Beate Nickel, die langjährige Leiterin der städtischen Kinderbetreuungseinrichtung in Richen, geht Ende 2020 in Ruhestand. Das ein wenig zu feiern, hatte Sie am 17.11. in die Kita eingeladen, am Nachmittag, als die Kinder („leider“) schon zu Hause waren und im großen Turnraum Platz genug für die wenigen Gäste im Abstand von 1,5 m blieb. Gekommen waren Bürgermeister Joachim Ruppert, Abteilungs-leiterin Sonja Heid-von Kymmel, Fachberaterin Inge Köttner, Verwaltungsmitarbeiterin Samira Schmieh, für den Personalrat Katrin Dörr-Uebler und das Team der Kita: Marietta Neff, Ursula Schneider mit der noch amtierenden Leiterin Beate Nickel (Foto re.) und ihrer designierten Nachfolgerin Anja Hebeling. Nicht dabei sein konnten vom Team Petra Weckerle und die Frauenbeauftragte Monika Achtmann.

Die Gastgeberin begrüßte die kleine Runde mit dem Hinweis, dass sie nach 45 Berufsjahren mit einem lachenden und einem weinenden Auge aufhöre, ihr insbesondere die Richer Kita ans Herz gewachsen und sie selber sehr froh sei, dass der Standort trotz mancher Diskussion um eine Schließung erhalten bleib. Dieser Umstand und die stets gute Personalausstattung hätten die Mitarbeiterinnen und die Arbeitsatmosphäre stark gemacht, sie wisse die Einrichtung auf gutem Wege und bei ihrer Nachfolgerin Anja Hebeling in guten Händen. Sie selbst freue sich auf mehr Zeit mit ihrer Familie, mehr Freizeit und Gelegenheit zu wandern.

Bürgermeister Joachim Ruppert bezeichnete seine Mitarbeiterin als das Gesicht der Einrichtung und dankte für die langen Jahre treuen Engagements. Ja, während der Dorferneuerung habe man überlegt, die ehemalige Schule als Kita-Standort aufzugeben, denn man wisse schon um die Möglichkeiten aber auch die Grenzen des Hauses in der engen Ortslage und in Punkto Raumaufteilung. Sehr gut erinnere er sich an den Einsatz des Teams samt Auftritt mit den Kindern für den Erhalt, am Ende sei es dabei geblieben und werde auch zukünftig so bleiben. Die enge Anbindung an den Ort, die Eltern, die Umgebung und die Lage mitten im Dorf sprächen für sich.

Entscheidend für die Kinder sei ohnehin die pädagogische Arbeit, die Teamleistung und das Zusammenwirken mit den Eltern.
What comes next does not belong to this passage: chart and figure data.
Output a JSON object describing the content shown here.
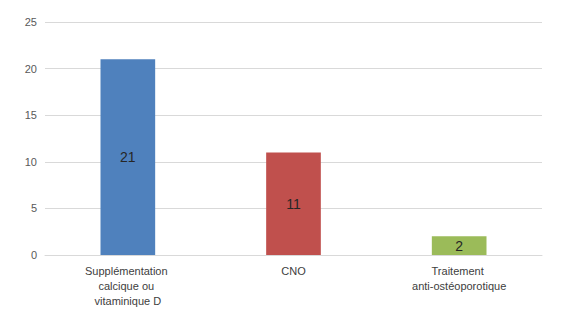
{
  "chart_data": {
    "type": "bar",
    "categories": [
      "Supplémentation calcique ou vitaminique D",
      "CNO",
      "Traitement anti-ostéoporotique"
    ],
    "values": [
      21,
      11,
      2
    ],
    "colors": [
      "#4f81bd",
      "#c0504d",
      "#9bbb59"
    ],
    "ylim": [
      0,
      25
    ],
    "yticks": [
      0,
      5,
      10,
      15,
      20,
      25
    ],
    "grid": true,
    "data_labels": true
  }
}
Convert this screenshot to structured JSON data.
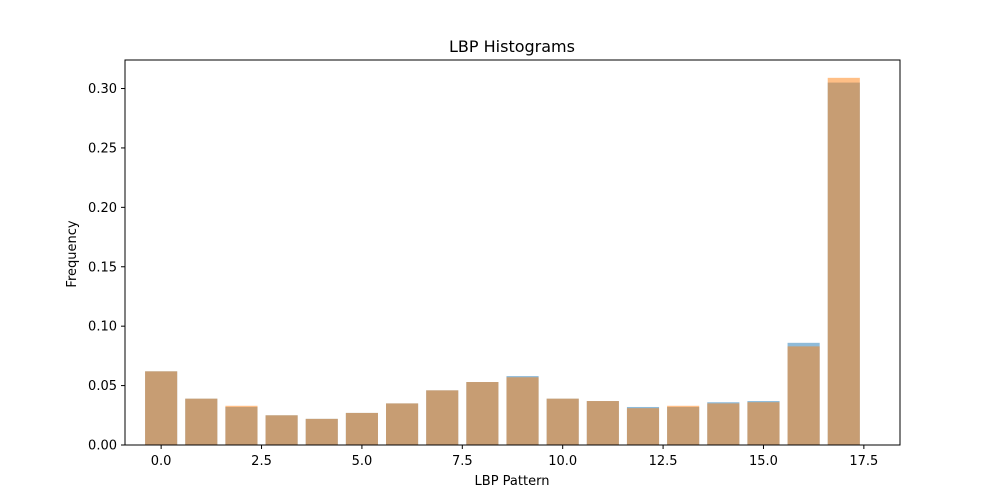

Hier wisse er diese Einrichtung bestens geführt und dank der reibungslosen Übergabe an Anja Hebeling auch in der Kontinuität gewahrt. Sie übernehme ein gut bestelltes Haus, gleichwohl werde sie ihre eigenen Akzente setzen und es werde sehr gut weitergehen.

Die Vertreterinnen der Verwaltung schlossen sich der Laudatio an, lobten den guten Zusammenhalt und die familiäre Atmosphäre, die tolle Arbeit und den Mut, sich stets weiterzuentwickeln. Als nachfolgende Leiterin fasste Frau Hebeling das Gesagte zusammen: „Das Leben ist wie ein Buch, du hast allein in dieser Kita viele Kapitel geschrieben und wir alle wünschen dir viele weitere Episoden und Abenteuer im bevorstehenden dritten Lebensabschnitt.“ Mit vielen Präsenten, guten Wünschen für die Gesundheit und bei offenem Plaudern ging der feierliche Teil zu Ende.

Von 1975 bis 1976 absolvierte Frau Nickel ihr Anerkennungsjahr zur staatlich geprüften Erzieherin im katholischen Kindergarten in Unterbalbach im Main-Tauber-Kreis. Direkt anschließend übernahm sie die Leitung der Einrichtung, von 1978 bis 1991 arbeitete sie dann als Erzieherin im katholischen Pfarramt St. Elisabeth in Darmstadt, mit 2 Unterbrechungen für Erziehungsurlaub. Nach dem Umzug nach Richen und einer kurzen Episode als Erzieherin in der ev. Kirchengemeinde in Groß-Umstadt übernahm sie vor genau 29 Jahren die Kindergartenleitung in Richen.